Il video di presentazione di Google Gemini

Nel video si vede un’interazione sorprendente tra umano e Gemini con una serie di prove differenti alle quali l’Intelligenza Artificiale risponde in maniera coerente superando decisamente le aspettative. Come chiarito successivamente, e come visibile sul blog della società dedicato agli sviluppatori, l’interazione è avvenuta in maniera differente.

google gemini

Innanzitutto viene impiegata la versione Ultra, descritta come “il nostro modello più grande e potente, per compiti altamente complessi”, che non è ancora ufficialmente disponibile e che potrebbe arrivare in futuro (all’inizio del prossimo anno, secondo quanto dichiarato). Attualmente quindi un utente “standard” non può impiegare questa versione e non può quindi fare un confronto con ChatGPT o altri modelli (è possibile solo per un selezionato gruppo di utenti/società per via della fase di test).

google gemini

In secondo luogo non è mai esistita effettiva interazione vocale tra umano e modello IA. Il filmato dimostrativo (senza interazione con l’IA) è stato registrato prima e poi solo alcuni fotogrammi presi dallo stesso sono stati impiegati per generare le risposte di Gemini. Ma non solo. Insieme alle immagini veniva dato un input (spesso molto specifico) per cercare di indirizzare la risposta dell’Intelligenza Artificiale per trovare la risposta corretta. Come indicato sopra, questo è più chiaro osservando il post sul blog per gli sviluppatori di Google.

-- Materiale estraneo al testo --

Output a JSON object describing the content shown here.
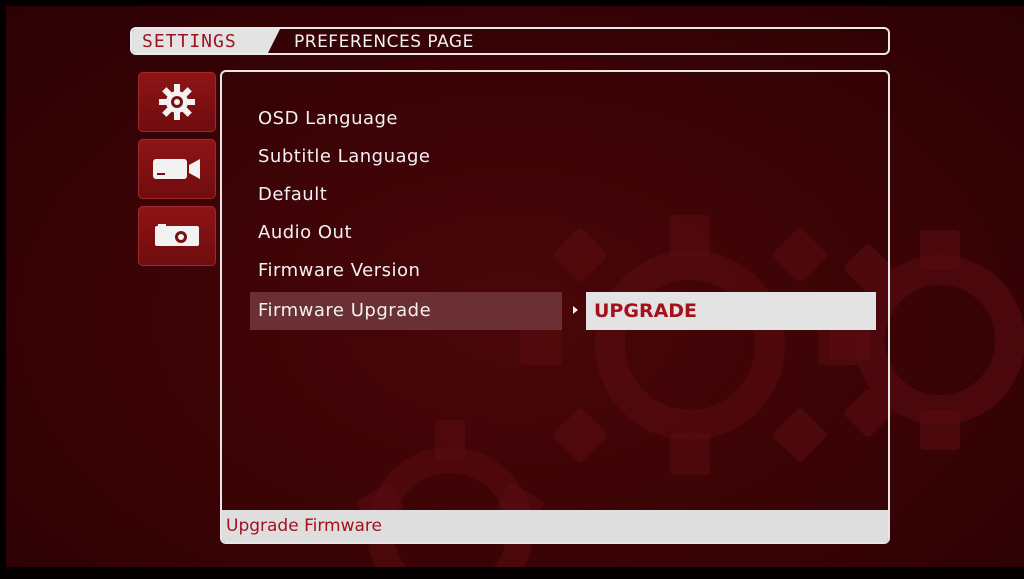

Certo, la società statunitense non lo ha effettivamente nascosto (la presenza stessa del post per gli sviluppatori lo rende chiaro) ma neanche esplicitato in maniera chiara mostrando il video “Hands-on with Gemini”. Le reazioni sono state le più diverse, ma in generale negative. Proprio queste reazioni hanno portato Oriol Vinyals (VP of Research & Deep Learning Lead e Gemini co-lead) a scrivere un post su X tra le altre affermazioni che “il video illustra come potrebbero essere le esperienze utente multimodali realizzate con Gemini. L’abbiamo realizzato per ispirare gli sviluppatori”.

Vinyals ha aggiunto che le interazioni sono comunque reali e la base dei test è reale e quindi gli utenti avranno risposte simili. L’esperienza sarà comunque diversa, almeno in questa prima fase. Una prima prova di ChatGPT (3.5 e 4.0 Turbo) e Gemini (in versione Pro e non Ultra) è stata realizzata da ArsTechnica mostrando che sì, Google ha fatto un buon passo in avanti rispetto a PaLM (che precedeva Gemini), ma che ChatGPT rimane in generale migliore per diversi aspetti e che la strada di Google per riuscire a competere nel campo dei modelli di Intelligenza Artificiale è ancora lunga e gli avversari non staranno certo a guardare. In futuro l’esperienza utente con le IA sarà come mostrato nel video promozionale del colosso statunitense? Possibile. Ma attualmente la realtà è un po’ diversa.